The video will be broken down into two parts. The first part will investigate the emergence electronic waste (e-waste) deposits, and whether they have emerged as a result of our rapidly expanding technology dependence. I aim to provide an overview of e-waste detail my understanding of the realities surrounding e-waste processing, particularly in areas of China. I assume that my role in the production of e-waste in China is negligible, yet I have no idea if this is correct.

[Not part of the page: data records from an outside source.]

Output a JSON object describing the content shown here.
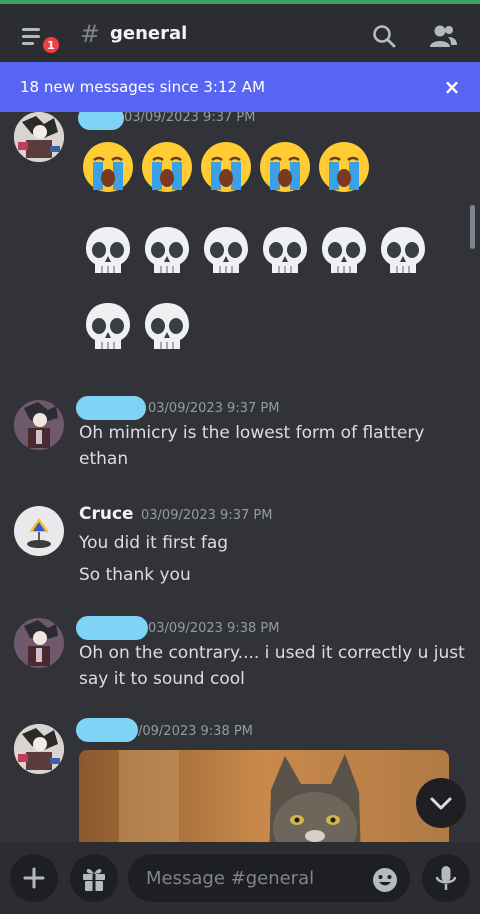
{
  "header": {
    "unread_badge": "1",
    "hash_symbol": "#",
    "channel_name": "general"
  },
  "banner": {
    "text": "18 new messages since 3:12 AM",
    "close_label": "×"
  },
  "messages": [
    {
      "author": "",
      "timestamp": "03/09/2023 9:37 PM",
      "emoji_rows": [
        [
          "😭",
          "😭",
          "😭",
          "😭",
          "😭"
        ],
        [
          "💀",
          "💀",
          "💀",
          "💀",
          "💀",
          "💀"
        ],
        [
          "💀",
          "💀"
        ]
      ]
    },
    {
      "author": "",
      "timestamp": "03/09/2023 9:37 PM",
      "lines": [
        "Oh mimicry is the lowest form of flattery ethan"
      ]
    },
    {
      "author": "Cruce",
      "timestamp": "03/09/2023 9:37 PM",
      "lines": [
        "You did it first fag",
        "So thank you"
      ]
    },
    {
      "author": "",
      "timestamp": "03/09/2023 9:38 PM",
      "lines": [
        "Oh on the contrary.... i used it correctly u just say it to sound cool"
      ]
    },
    {
      "author": "",
      "timestamp": "/09/2023 9:38 PM",
      "attachment": "cat-image"
    }
  ],
  "composer": {
    "placeholder": "Message #general"
  },
  "icons": {
    "menu": "hamburger-menu-icon",
    "search": "search-icon",
    "members": "members-icon",
    "plus": "plus-icon",
    "gift": "gift-icon",
    "emoji": "emoji-icon",
    "mic": "microphone-icon",
    "jump": "chevron-down-icon"
  },
  "colors": {
    "background": "#313338",
    "header": "#2b2d31",
    "banner": "#5865f2",
    "badge": "#f23f42",
    "redaction": "#7fd3f5"
  }
}
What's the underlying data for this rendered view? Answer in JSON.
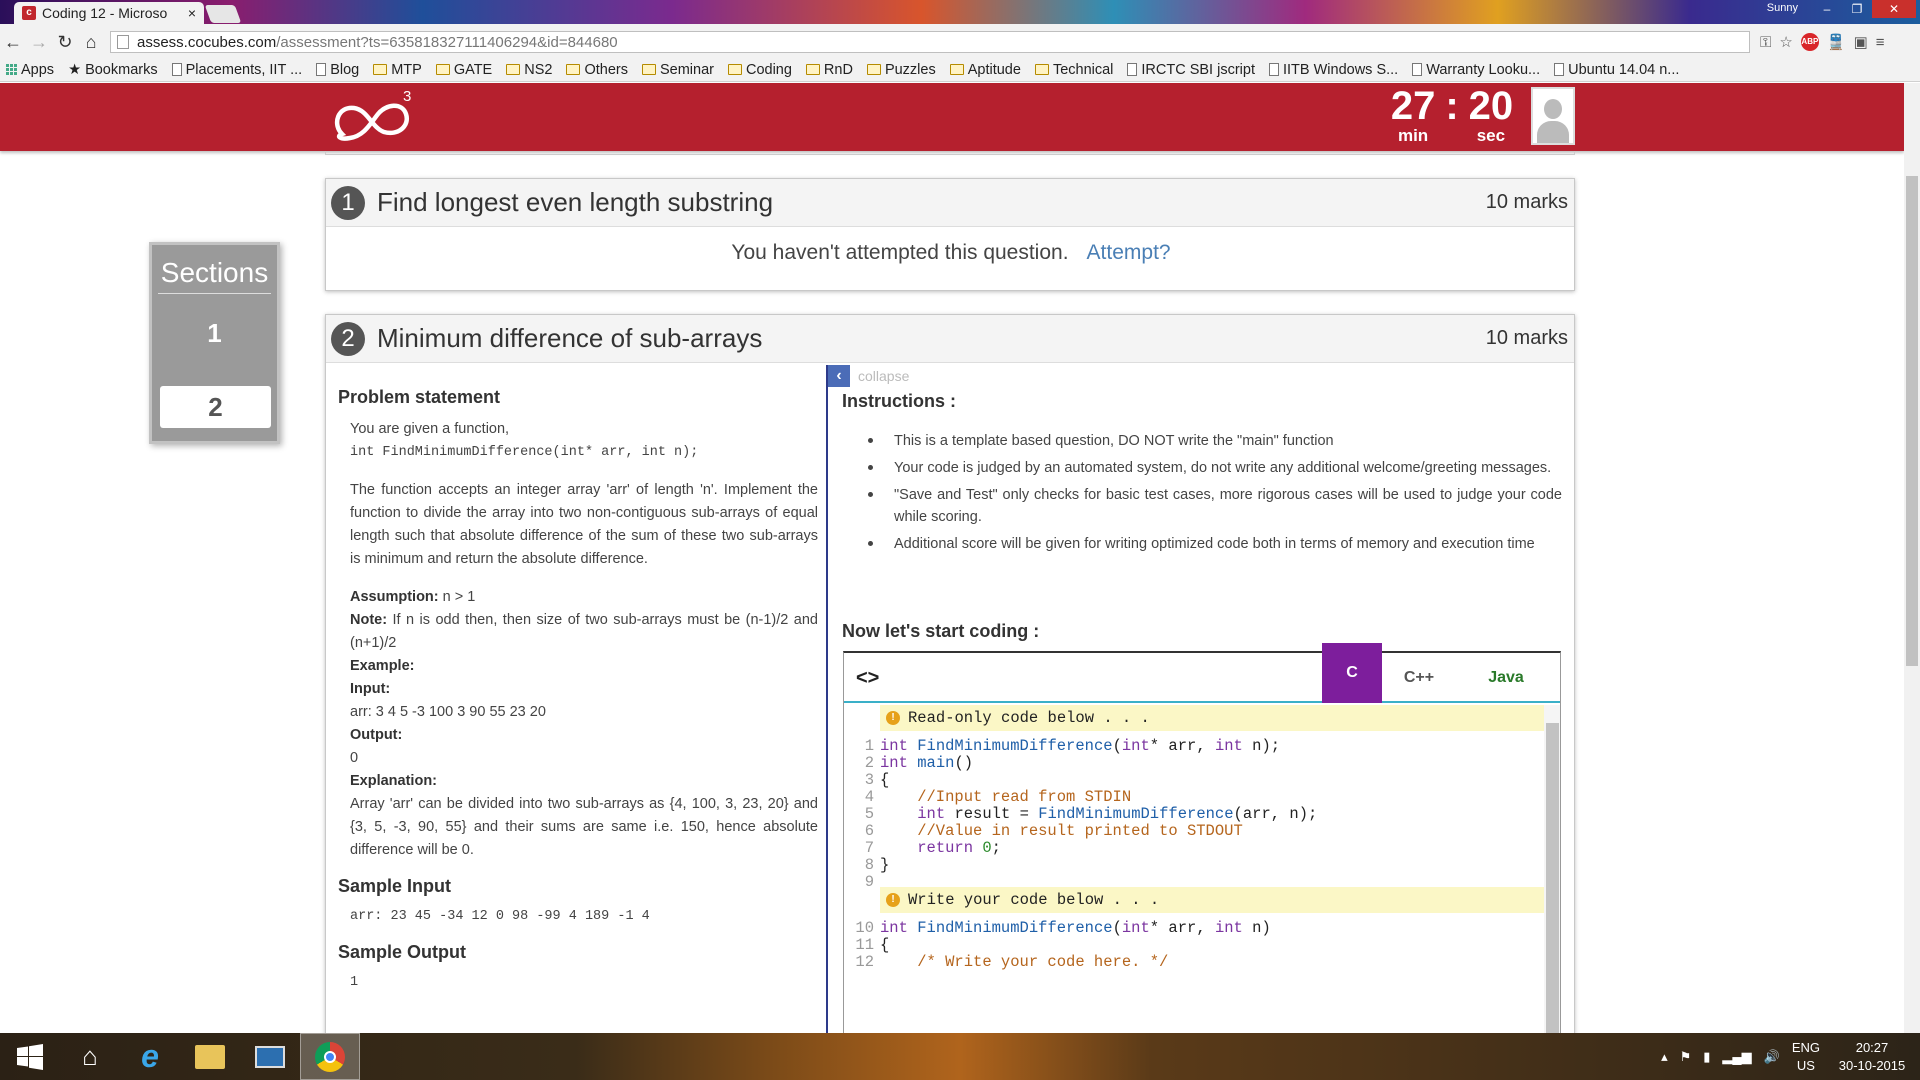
{
  "browser": {
    "tab_title": "Coding 12 - Microso",
    "tab_close": "×",
    "user_label": "Sunny",
    "url_domain": "assess.cocubes.com",
    "url_path": "/assessment?ts=635818327111406294&id=844680"
  },
  "bookmarks": [
    {
      "label": "Apps",
      "icon": "apps-icon"
    },
    {
      "label": "Bookmarks",
      "icon": "star-icon"
    },
    {
      "label": "Placements, IIT ...",
      "icon": "page-icon"
    },
    {
      "label": "Blog",
      "icon": "page-icon"
    },
    {
      "label": "MTP",
      "icon": "folder-icon"
    },
    {
      "label": "GATE",
      "icon": "folder-icon"
    },
    {
      "label": "NS2",
      "icon": "folder-icon"
    },
    {
      "label": "Others",
      "icon": "folder-icon"
    },
    {
      "label": "Seminar",
      "icon": "folder-icon"
    },
    {
      "label": "Coding",
      "icon": "folder-icon"
    },
    {
      "label": "RnD",
      "icon": "folder-icon"
    },
    {
      "label": "Puzzles",
      "icon": "folder-icon"
    },
    {
      "label": "Aptitude",
      "icon": "folder-icon"
    },
    {
      "label": "Technical",
      "icon": "folder-icon"
    },
    {
      "label": "IRCTC SBI jscript",
      "icon": "page-icon"
    },
    {
      "label": "IITB Windows S...",
      "icon": "page-icon"
    },
    {
      "label": "Warranty Looku...",
      "icon": "page-icon"
    },
    {
      "label": "Ubuntu 14.04 n...",
      "icon": "page-icon"
    }
  ],
  "header": {
    "logo_sup": "3",
    "timer_min": "27",
    "timer_sep": ":",
    "timer_sec": "20",
    "min_label": "min",
    "sec_label": "sec",
    "brand_color": "#b5202e"
  },
  "sections": {
    "title": "Sections",
    "items": [
      "1",
      "2"
    ],
    "active": "2"
  },
  "q1": {
    "number": "1",
    "title": "Find longest even length substring",
    "marks": "10 marks",
    "status_text": "You haven't attempted this question.",
    "attempt_link": "Attempt?"
  },
  "q2": {
    "number": "2",
    "title": "Minimum difference of sub-arrays",
    "marks": "10 marks",
    "problem_heading": "Problem statement",
    "intro": "You are given a function,",
    "signature": "int FindMinimumDifference(int* arr, int n);",
    "description": "The function accepts an integer array 'arr' of length 'n'. Implement the function to divide the array into two non-contiguous sub-arrays of equal length such that absolute difference of the sum of these two sub-arrays is minimum and return the absolute difference.",
    "assumption_label": "Assumption:",
    "assumption_text": " n > 1",
    "note_label": "Note:",
    "note_text": " If n is odd then, then size of two sub-arrays must be (n-1)/2 and (n+1)/2",
    "example_label": "Example:",
    "input_label": "Input:",
    "input_text": "arr: 3 4 5 -3 100 3 90 55 23 20",
    "output_label": "Output:",
    "output_text": "0",
    "explanation_label": "Explanation:",
    "explanation_text": "Array 'arr' can be divided into two sub-arrays as {4, 100, 3, 23, 20} and {3, 5, -3, 90, 55} and their sums are same i.e. 150, hence absolute difference will be 0.",
    "sample_input_heading": "Sample Input",
    "sample_input": "arr: 23 45 -34 12 0 98 -99 4 189 -1 4",
    "sample_output_heading": "Sample Output",
    "sample_output": "1",
    "collapse_label": "collapse",
    "instructions_heading": "Instructions :",
    "instructions": [
      "This is a template based question, DO NOT write the \"main\" function",
      "Your code is judged by an automated system, do not write any additional welcome/greeting messages.",
      "\"Save and Test\" only checks for basic test cases, more rigorous cases will be used to judge your code while scoring.",
      "Additional score will be given for writing optimized code both in terms of memory and execution time"
    ],
    "start_coding": "Now let's start coding :",
    "languages": [
      "C",
      "C++",
      "Java"
    ],
    "selected_language": "C",
    "readonly_banner": "Read-only code below . . .",
    "write_banner": "Write your code below . . .",
    "code_lines": [
      "int FindMinimumDifference(int* arr, int n);",
      "int main()",
      "{",
      "    //Input read from STDIN",
      "    int result = FindMinimumDifference(arr, n);",
      "    //Value in result printed to STDOUT",
      "    return 0;",
      "}",
      "",
      "int FindMinimumDifference(int* arr, int n)",
      "{",
      "    /* Write your code here. */"
    ],
    "line_numbers": [
      "1",
      "2",
      "3",
      "4",
      "5",
      "6",
      "7",
      "8",
      "9",
      "10",
      "11",
      "12"
    ]
  },
  "taskbar": {
    "lang_top": "ENG",
    "lang_bottom": "US",
    "time": "20:27",
    "date": "30-10-2015"
  }
}
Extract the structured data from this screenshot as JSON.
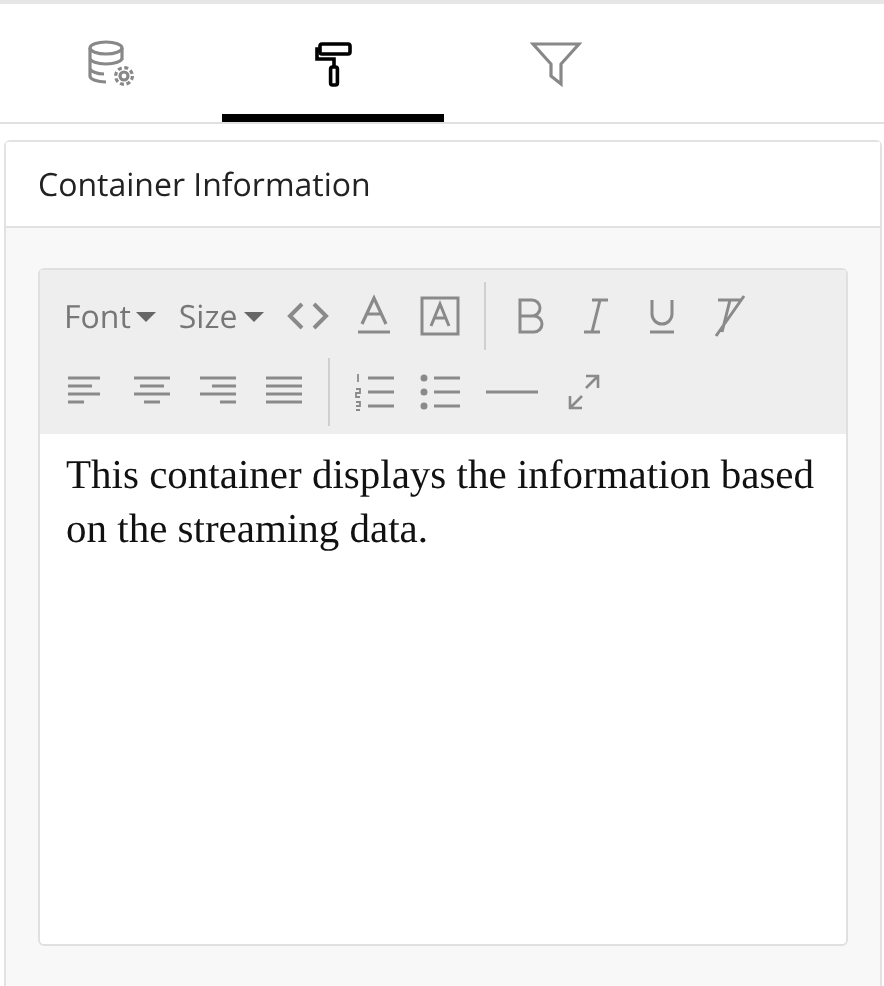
{
  "tabs": [
    {
      "selected": false
    },
    {
      "selected": true
    },
    {
      "selected": false
    }
  ],
  "panel": {
    "title": "Container Information"
  },
  "editor": {
    "dropdowns": [
      {
        "label": "Font"
      },
      {
        "label": "Size"
      }
    ],
    "content": "This container displays the information based on the streaming data."
  }
}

In part two I will investigate whether planned obsolescence plays a part in contributing to the emergence of e-waste deposits in China. I harbor curiosities surrounding planned obsolescence as a result of seeing my electronic devices become obsolete in ways that I imagine are preventable, such as those mentioned above. From what I already understand the purpose of planned obsolescence is to force consumers to purchase newer products by shortening the natural end of life of the current product they own. This can be fostered by companies either through physical obsolescence mechanisms or technical obsolescence mechanisms. Technical obsolescence specifically refers to when producers introduce a new product to replace the existing one. It is more common in electronic products. The practice is voluntary as the device is still working and does not need to be discarded, but the current state of the product does not provide the satisfaction consumers want from their product due to the fact that newer versions with more functions are available. It sounds like planned obsolescence and e-waste go hand-in- hand. Is my reliance on electronic devices with limited life-span is contributing to the frequency of e-waste in areas of China? Do tech companies produce goods that quickly become antiquated? Are these companies responsible for the e-waste that is accumulating on earth? Should they be? Are the forces of physical and technical obsolescence mechanisms contributing to an e-waste problem? Has this always been the case? Will I find Dad’s old Nokia laying in an e-waste deposit in China?
My research journey will be compiled into a video and published on YouTube. At this stage, I assume my research journey will raise and answer more questions that I am not aware of yet, and should the need arise I will allow for additional questions and findings to be included in the final video. The final product will be published on October 28 and in the meantime, I will attempt to keep blogging as I uncover new information.